Saving Redevelopment One Project at a Time
By Bill Fulton on 23 October 2012
Last week, in my Insight column available to CP&DR subscribers, I suggested that there were two possible reasons Gov. Brown vetoed SB 1156 and the other redevelopment bills. First, there’s still bad blood between him and the cities. And second, he doesn’t want to do anything that would stimulate the revival of a redevelopment lobby in Sacramento.
Yesterday, at a redevelopment panel at the American Planning Association, California Chapter, annual conference — they’re calling it APACA now, not CCAPA — San Jose Planning Director Joe Horwedel reminded me of another possible reason, related to the first two: Brown does not want to bring back redevelopment unless it’s accompanied with very strict state oversight as to how tax-increment money is used.
Horwedel’s point was a good one, because — in my view — this was one of the biggest sticking points between the state and the cities. Most other states have very strict oversight of tax-increment financing; some even have a statewide cap with an allocation process, similar to low-income housing tax credits. California had one standard you had to meet — blight — and no oversight.
Had the cities been willing to accept a statewide cap and strict state oversight, redevelopment might exist today.
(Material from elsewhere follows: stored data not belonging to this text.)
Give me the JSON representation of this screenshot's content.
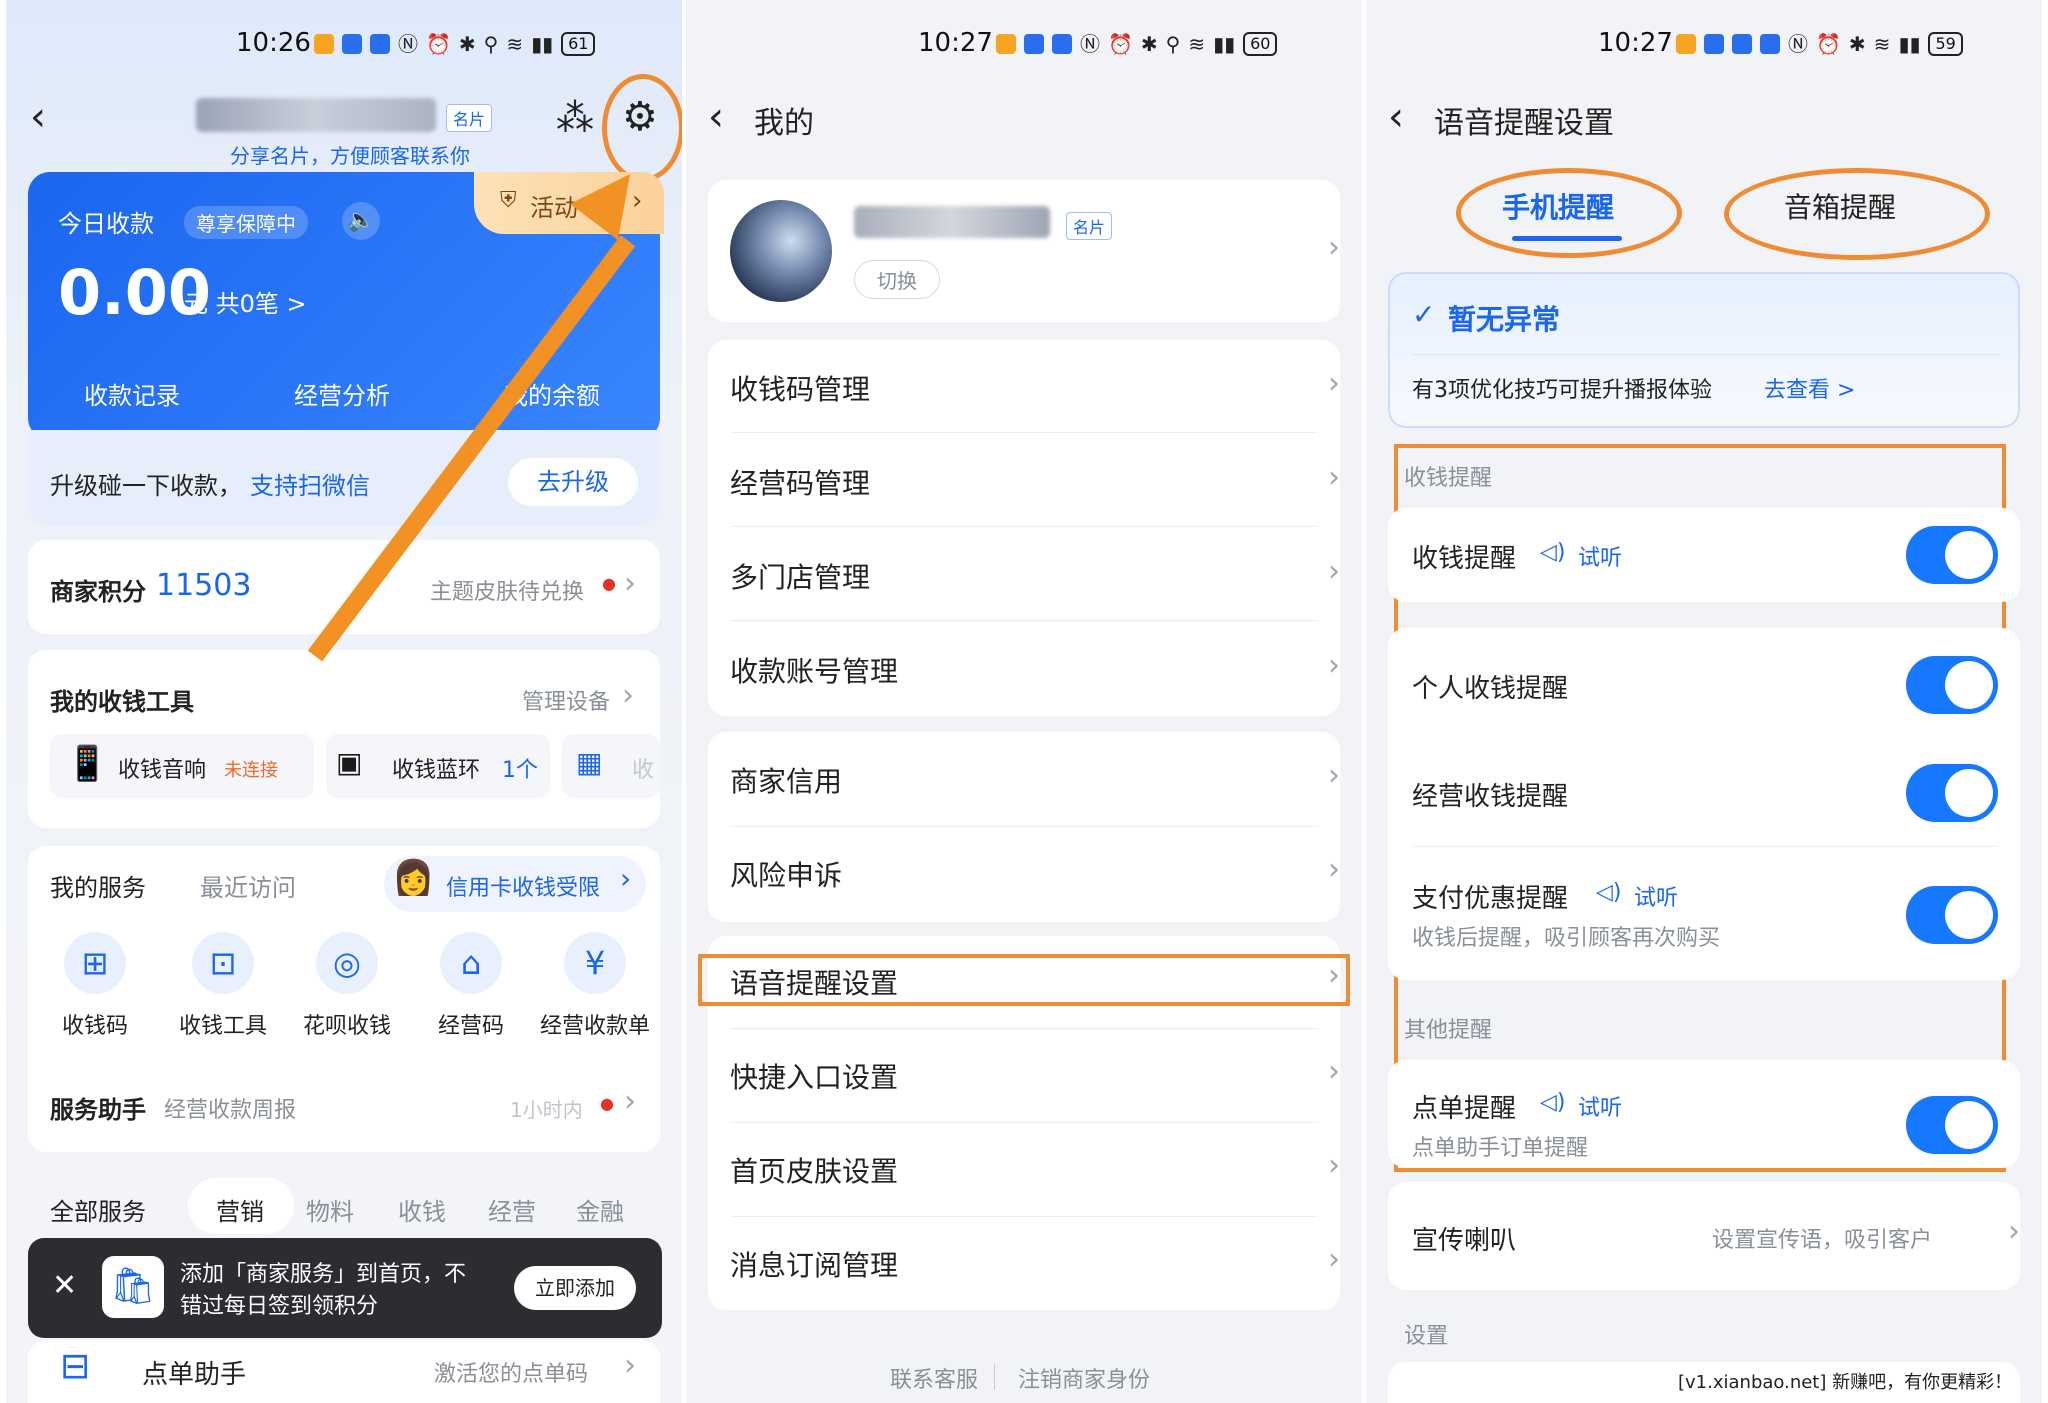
{
  "status": {
    "p1_time": "10:26",
    "p1_battery": "61",
    "p2_time": "10:27",
    "p2_battery": "60",
    "p3_time": "10:27",
    "p3_battery": "59"
  },
  "panel1": {
    "namecard_tag": "名片",
    "share_hint": "分享名片，方便顾客联系你",
    "today_label": "今日收款",
    "protect_badge": "尊享保障中",
    "event_label": "活动",
    "amount": "0.00",
    "amount_unit": "元 共0笔 >",
    "actions": [
      "收款记录",
      "经营分析",
      "我的余额"
    ],
    "upgrade_text": "升级碰一下收款，",
    "upgrade_link": "支持扫微信",
    "upgrade_btn": "去升级",
    "points_label": "商家积分",
    "points_value": "11503",
    "points_right": "主题皮肤待兑换",
    "tools_title": "我的收钱工具",
    "tools_manage": "管理设备",
    "tool1_name": "收钱音响",
    "tool1_status": "未连接",
    "tool2_name": "收钱蓝环",
    "tool2_count": "1个",
    "tool3_name": "收",
    "services_tab1": "我的服务",
    "services_tab2": "最近访问",
    "services_promo": "信用卡收钱受限",
    "services": [
      {
        "label": "收钱码",
        "icon": "qr-grid-icon"
      },
      {
        "label": "收钱工具",
        "icon": "cart-icon"
      },
      {
        "label": "花呗收钱",
        "icon": "huabei-icon"
      },
      {
        "label": "经营码",
        "icon": "store-icon"
      },
      {
        "label": "经营收款单",
        "icon": "receipt-icon"
      }
    ],
    "helper_label": "服务助手",
    "helper_sub": "经营收款周报",
    "helper_time": "1小时内",
    "all_services": "全部服务",
    "cat_tabs": [
      "营销",
      "物料",
      "收钱",
      "经营",
      "金融"
    ],
    "toast_line1": "添加「商家服务」到首页，不",
    "toast_line2": "错过每日签到领积分",
    "toast_btn": "立即添加",
    "order_label": "点单助手",
    "order_right": "激活您的点单码"
  },
  "panel2": {
    "title": "我的",
    "namecard_tag": "名片",
    "switch_label": "切换",
    "group1": [
      "收钱码管理",
      "经营码管理",
      "多门店管理",
      "收款账号管理"
    ],
    "group2": [
      "商家信用",
      "风险申诉"
    ],
    "group3": [
      "语音提醒设置",
      "快捷入口设置",
      "首页皮肤设置",
      "消息订阅管理"
    ],
    "footer_left": "联系客服",
    "footer_right": "注销商家身份"
  },
  "panel3": {
    "title": "语音提醒设置",
    "tab_phone": "手机提醒",
    "tab_speaker": "音箱提醒",
    "status_ok": "暂无异常",
    "tip_text": "有3项优化技巧可提升播报体验",
    "tip_link": "去查看 >",
    "section1": "收钱提醒",
    "row_collect": "收钱提醒",
    "listen": "试听",
    "row_personal": "个人收钱提醒",
    "row_business": "经营收钱提醒",
    "row_discount": "支付优惠提醒",
    "row_discount_sub": "收钱后提醒，吸引顾客再次购买",
    "section2": "其他提醒",
    "row_order": "点单提醒",
    "row_order_sub": "点单助手订单提醒",
    "row_promo": "宣传喇叭",
    "row_promo_right": "设置宣传语，吸引客户",
    "section3": "设置",
    "watermark": "[v1.xianbao.net] 新赚吧，有你更精彩！"
  }
}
But the leaders of the League of California Cities decided that no redevelopment at all would be better than that kind of redevelopment. And now we have no redevelopment — and strict state oversight at the Department of Finance regularly vetoes decisions made by the oversight committees in the remnant redevelopment projects.
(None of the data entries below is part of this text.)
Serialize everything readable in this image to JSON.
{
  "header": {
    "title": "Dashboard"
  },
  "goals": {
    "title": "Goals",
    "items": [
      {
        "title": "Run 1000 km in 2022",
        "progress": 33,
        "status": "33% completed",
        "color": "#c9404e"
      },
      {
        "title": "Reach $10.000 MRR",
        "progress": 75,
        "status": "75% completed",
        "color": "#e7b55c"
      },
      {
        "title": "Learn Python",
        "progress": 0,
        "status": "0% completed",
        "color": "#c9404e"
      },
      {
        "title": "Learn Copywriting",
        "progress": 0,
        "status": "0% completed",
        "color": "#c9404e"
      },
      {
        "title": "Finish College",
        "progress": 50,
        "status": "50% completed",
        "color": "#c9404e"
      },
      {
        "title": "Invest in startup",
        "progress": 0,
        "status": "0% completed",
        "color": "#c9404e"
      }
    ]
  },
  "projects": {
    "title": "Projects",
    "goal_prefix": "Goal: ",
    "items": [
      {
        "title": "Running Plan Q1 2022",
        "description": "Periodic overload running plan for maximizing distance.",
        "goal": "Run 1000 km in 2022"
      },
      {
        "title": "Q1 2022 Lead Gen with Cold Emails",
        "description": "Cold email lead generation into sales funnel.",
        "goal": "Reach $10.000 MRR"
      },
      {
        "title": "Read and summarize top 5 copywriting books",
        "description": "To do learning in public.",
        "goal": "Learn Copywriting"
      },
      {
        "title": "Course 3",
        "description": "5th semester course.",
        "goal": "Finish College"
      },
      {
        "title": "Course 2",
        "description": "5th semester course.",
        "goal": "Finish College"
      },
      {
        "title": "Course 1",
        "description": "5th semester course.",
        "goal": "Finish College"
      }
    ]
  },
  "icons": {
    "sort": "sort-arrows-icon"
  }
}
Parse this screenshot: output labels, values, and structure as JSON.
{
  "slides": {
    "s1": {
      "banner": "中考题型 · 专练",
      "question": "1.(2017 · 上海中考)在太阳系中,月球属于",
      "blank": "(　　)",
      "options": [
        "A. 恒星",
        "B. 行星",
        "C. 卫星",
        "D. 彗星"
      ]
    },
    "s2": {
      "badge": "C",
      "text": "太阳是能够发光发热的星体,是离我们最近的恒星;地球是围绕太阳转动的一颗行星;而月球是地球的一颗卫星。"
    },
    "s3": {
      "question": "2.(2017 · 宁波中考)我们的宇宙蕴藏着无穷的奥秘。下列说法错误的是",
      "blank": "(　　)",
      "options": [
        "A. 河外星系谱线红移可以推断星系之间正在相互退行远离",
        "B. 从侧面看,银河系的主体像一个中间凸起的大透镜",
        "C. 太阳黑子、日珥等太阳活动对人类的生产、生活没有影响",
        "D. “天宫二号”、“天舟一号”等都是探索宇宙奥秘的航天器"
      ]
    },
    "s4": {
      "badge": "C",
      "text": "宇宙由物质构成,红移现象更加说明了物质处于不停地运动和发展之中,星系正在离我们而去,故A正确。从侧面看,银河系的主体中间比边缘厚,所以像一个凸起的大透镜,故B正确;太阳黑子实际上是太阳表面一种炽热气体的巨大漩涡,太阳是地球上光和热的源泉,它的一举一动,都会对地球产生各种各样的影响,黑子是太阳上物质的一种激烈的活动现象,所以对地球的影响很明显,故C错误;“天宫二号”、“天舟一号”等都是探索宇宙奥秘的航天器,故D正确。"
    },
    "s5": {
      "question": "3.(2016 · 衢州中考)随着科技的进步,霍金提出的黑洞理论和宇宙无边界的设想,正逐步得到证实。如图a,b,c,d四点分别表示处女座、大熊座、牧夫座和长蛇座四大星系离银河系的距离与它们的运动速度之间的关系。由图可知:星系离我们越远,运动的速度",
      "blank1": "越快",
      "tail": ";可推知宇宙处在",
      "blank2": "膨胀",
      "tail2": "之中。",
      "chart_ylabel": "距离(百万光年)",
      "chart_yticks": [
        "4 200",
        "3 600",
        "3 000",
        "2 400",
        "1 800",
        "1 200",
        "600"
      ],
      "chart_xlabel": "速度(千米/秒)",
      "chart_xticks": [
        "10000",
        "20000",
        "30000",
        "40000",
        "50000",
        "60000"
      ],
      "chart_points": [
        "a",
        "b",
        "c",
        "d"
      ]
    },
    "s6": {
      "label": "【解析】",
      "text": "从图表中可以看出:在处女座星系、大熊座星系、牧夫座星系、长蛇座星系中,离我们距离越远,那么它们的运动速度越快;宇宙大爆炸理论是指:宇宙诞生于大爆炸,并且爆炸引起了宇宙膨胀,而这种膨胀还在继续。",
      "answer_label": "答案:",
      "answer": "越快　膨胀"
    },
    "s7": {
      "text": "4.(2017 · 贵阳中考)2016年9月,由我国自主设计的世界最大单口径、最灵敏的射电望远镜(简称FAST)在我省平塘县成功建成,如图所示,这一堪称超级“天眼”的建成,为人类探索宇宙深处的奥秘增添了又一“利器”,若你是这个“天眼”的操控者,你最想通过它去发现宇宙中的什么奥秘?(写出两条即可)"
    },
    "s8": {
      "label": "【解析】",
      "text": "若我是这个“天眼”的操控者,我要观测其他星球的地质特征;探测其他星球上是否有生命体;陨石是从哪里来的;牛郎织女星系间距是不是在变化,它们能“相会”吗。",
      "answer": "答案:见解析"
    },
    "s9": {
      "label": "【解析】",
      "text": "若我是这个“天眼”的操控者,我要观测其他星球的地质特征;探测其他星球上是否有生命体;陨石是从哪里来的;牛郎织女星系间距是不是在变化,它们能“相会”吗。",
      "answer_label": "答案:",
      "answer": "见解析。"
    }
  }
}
SB 1156, the best Steinberg bill that Brown vetoed, was a pretty solid piece of legislation — taking the state general fund out of the game, making tax-increment voluntary and collaborative, and tying it to SB 375. But it still didn’t really involve any state oversight. I still think state oversight is going to have to be part of any eventual tax-increment deal, whether cities like it or not.
Yesterday’s redevelopment panel, which I was part of, contained some good ideas about how we might move forward. Mostly the ideas focused on refocusing redevelopment on projects, rather than districts, which is more typical of tax-increment arrangements in other states.
Ken Hira of Kosmont Companies in Los Angeles described several post-redevelopment deals for retail projects, which are totally doable without redevelopment because of you can still do a sales-tax sharing deal. Bill Anderson of AECOM in San Diego, the president-elect of the national APA, suggested some possible changes to the Mello-Roos law to make it easier to form urban community facilities districts. (Currently, CFDs require a two-thirds vote — of voters if there are more than 12 in the district, or of property owners if there are less.)
Anderson’s comments reminded me of the tax-increment approach I heard about a couple of weeks ago when I was doing a Smart Growth America technical assistance project in Gwinnett County, Georgia, outside of Atlanta. Georgia allows tax-increment financing districts (known as tax-allocation districts, or TADs) with the consent of school districts, which have to surrender some property tax money. In the case of the declining Gwinnett Place Mall, the school districts went along with project-level TAD because they saw that their property tax revenue would vanish unless something was done.
Of course, in California, the schools don’t care, because they’re backfilled by the state. But maybe there’s a way to persuade the bean counters at the Department of Finance that project-level tax increment can sometimes save and increase property tax revenue in a way that benefits the general fund.